The outcome is diverse but overall very satisfying. It includes cash bursaries, scholarship schemes and subject-specific support.
This reflects our decision to rely as much as is practicable on the individual processes of strongly autonomous institutions with the minimum possible bureaucratic burden. It is for this reason that the credit must go the universities and colleges themselves.
It was predictable, in my view, that the combination of trust in the sector and a genuinely independent regulator in the form of Offa would lead to an outcome from which future students would gain. There is a very good story to tell that can be gleaned from reading the access agreements as a whole.
Our resolve not to interfere in university admissions has greatly reassured those who were cautious, and it is certainly clear from today's announcement that this has not impacted in any way on institutions'
determination to provide a range of measures to encourage applications from a diverse student population, regardless of personal circumstances.
But much remains to be done. The needs of part-time students - a key group in the widening participation agenda - must be addressed as a matter of urgency, while the special role played by colleges of further education in providing higher education to those who might otherwise not continue with their formal studies has to be taken into account.

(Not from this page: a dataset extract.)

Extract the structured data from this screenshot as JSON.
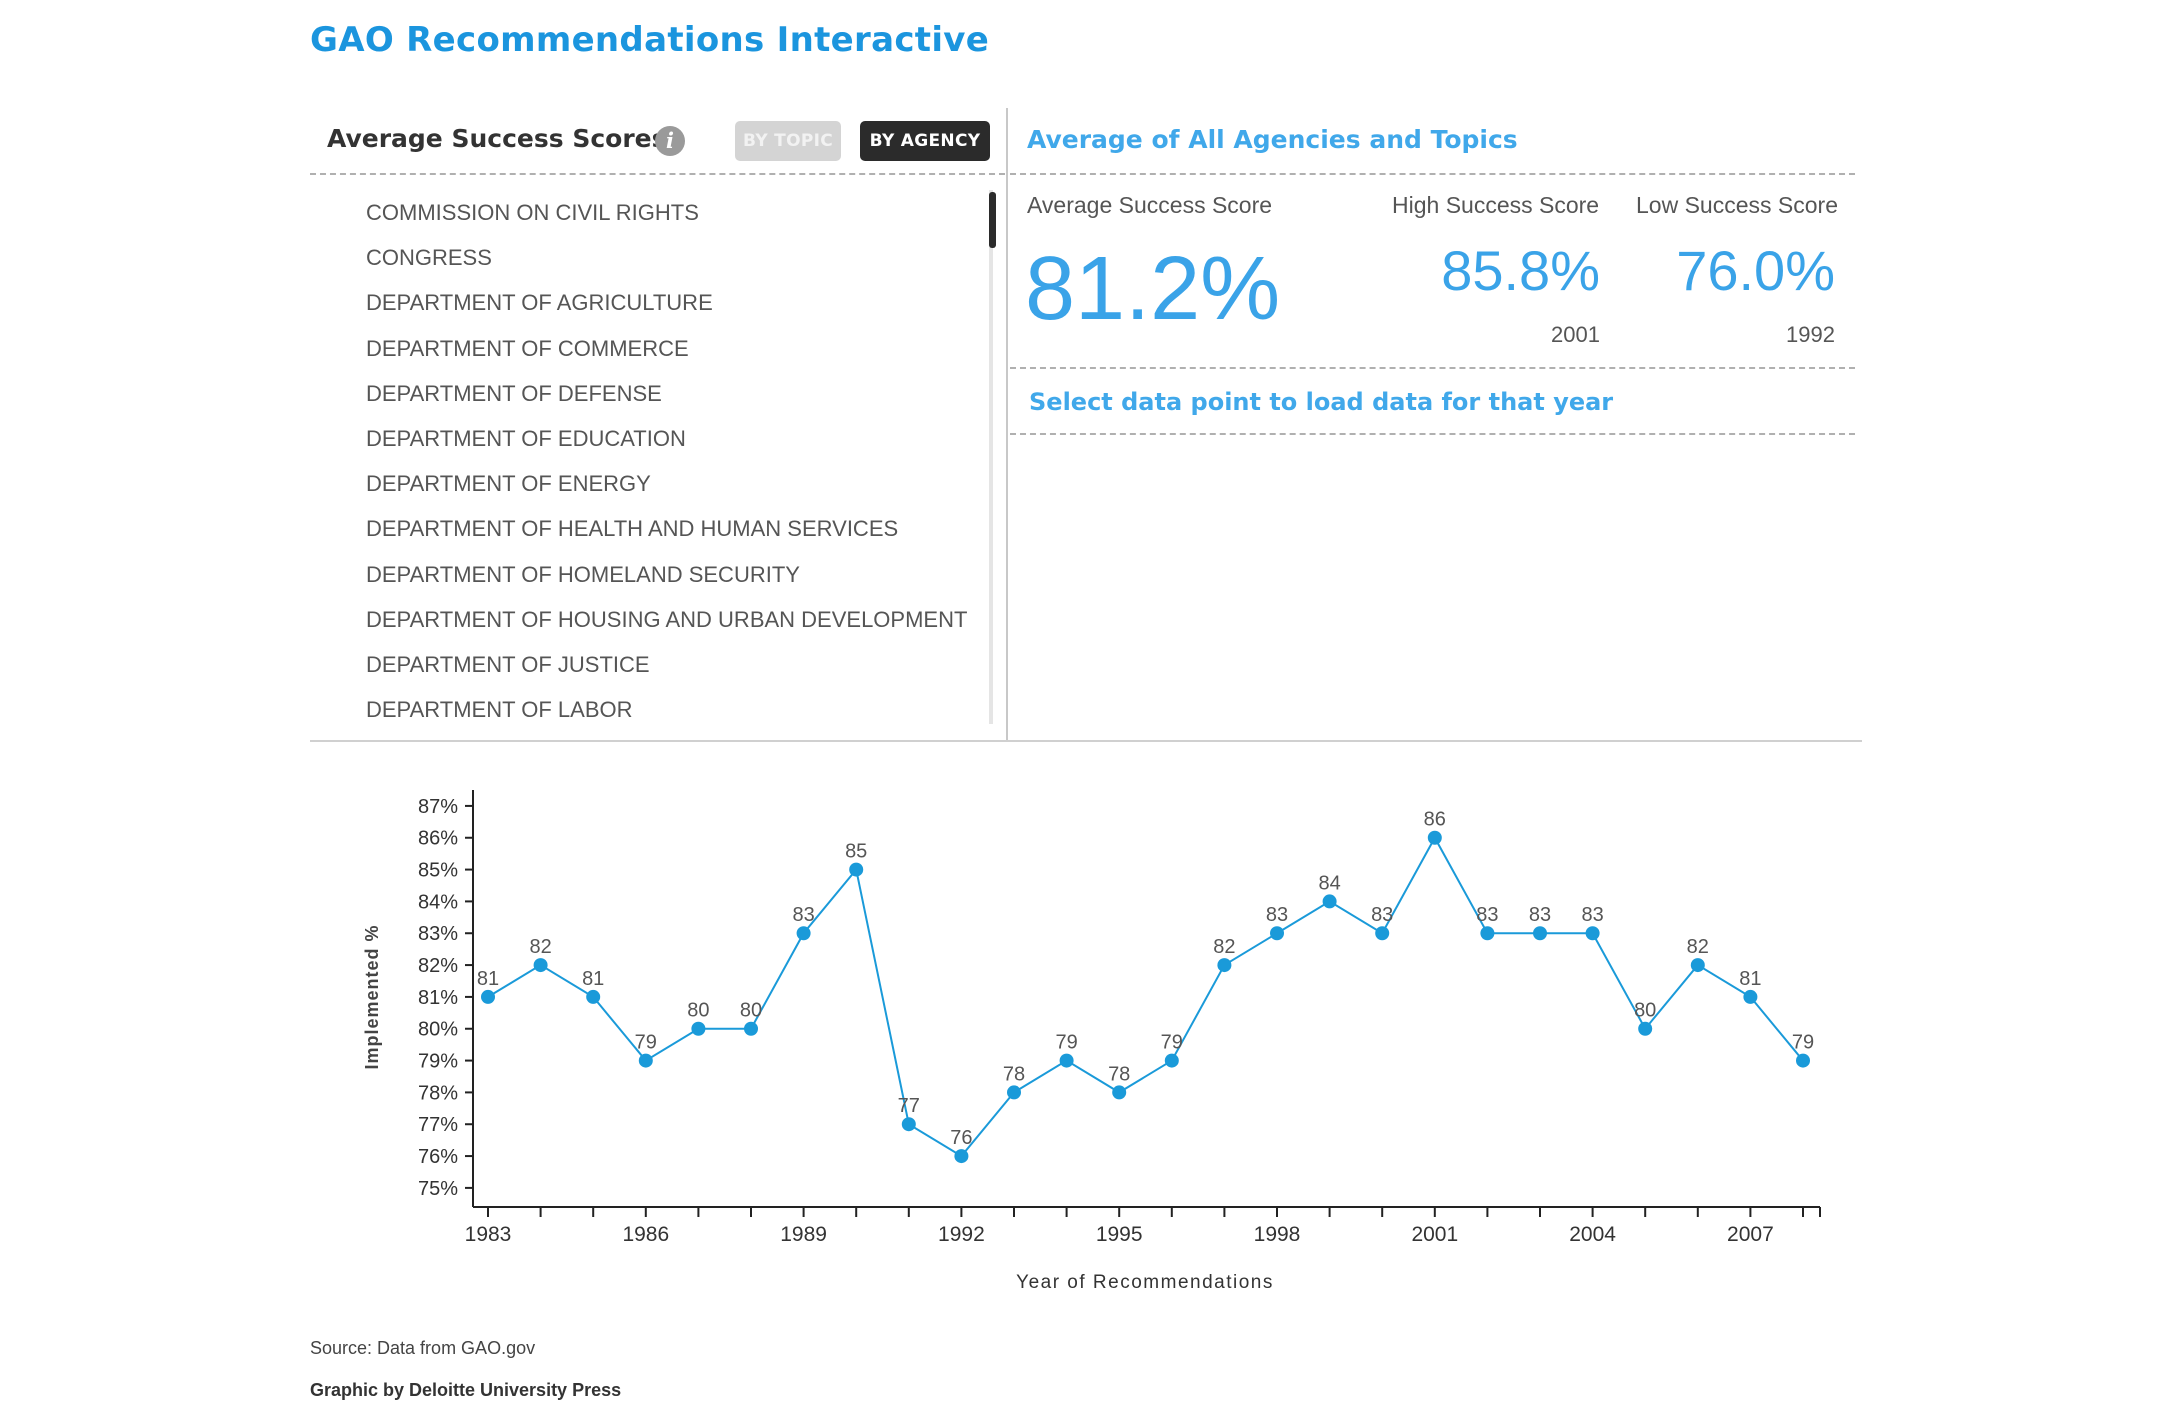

Perhaps, most importantly, we will need to play a major role in evaluating what actually happens as the new regime of fees and student support takes effect during 2006.
I have absolutely no doubt that institutions will honour the promises they are this week making to future students. However, in the report I am required to make to Parliament, I will seek to establish whether enough is being done to help students who accept places in institutions that are committed to widening participation but do not gain enough new income from fees to provide the level of bursary that they would like.
This will be of central importance when the government of the day decides how to proceed after 2009.
But these issues lie in the future. Today, potential students and their parents should celebrate the scholarships and bursaries that colleges and universities are putting in place as their contribution to the fair access agenda.
These plans should go a very long way towards ensuring that no one is deterred on financial grounds from seeking the benefits that higher education undoubtedly brings.
Sir Martin Harris is director of the Office for Fair Access.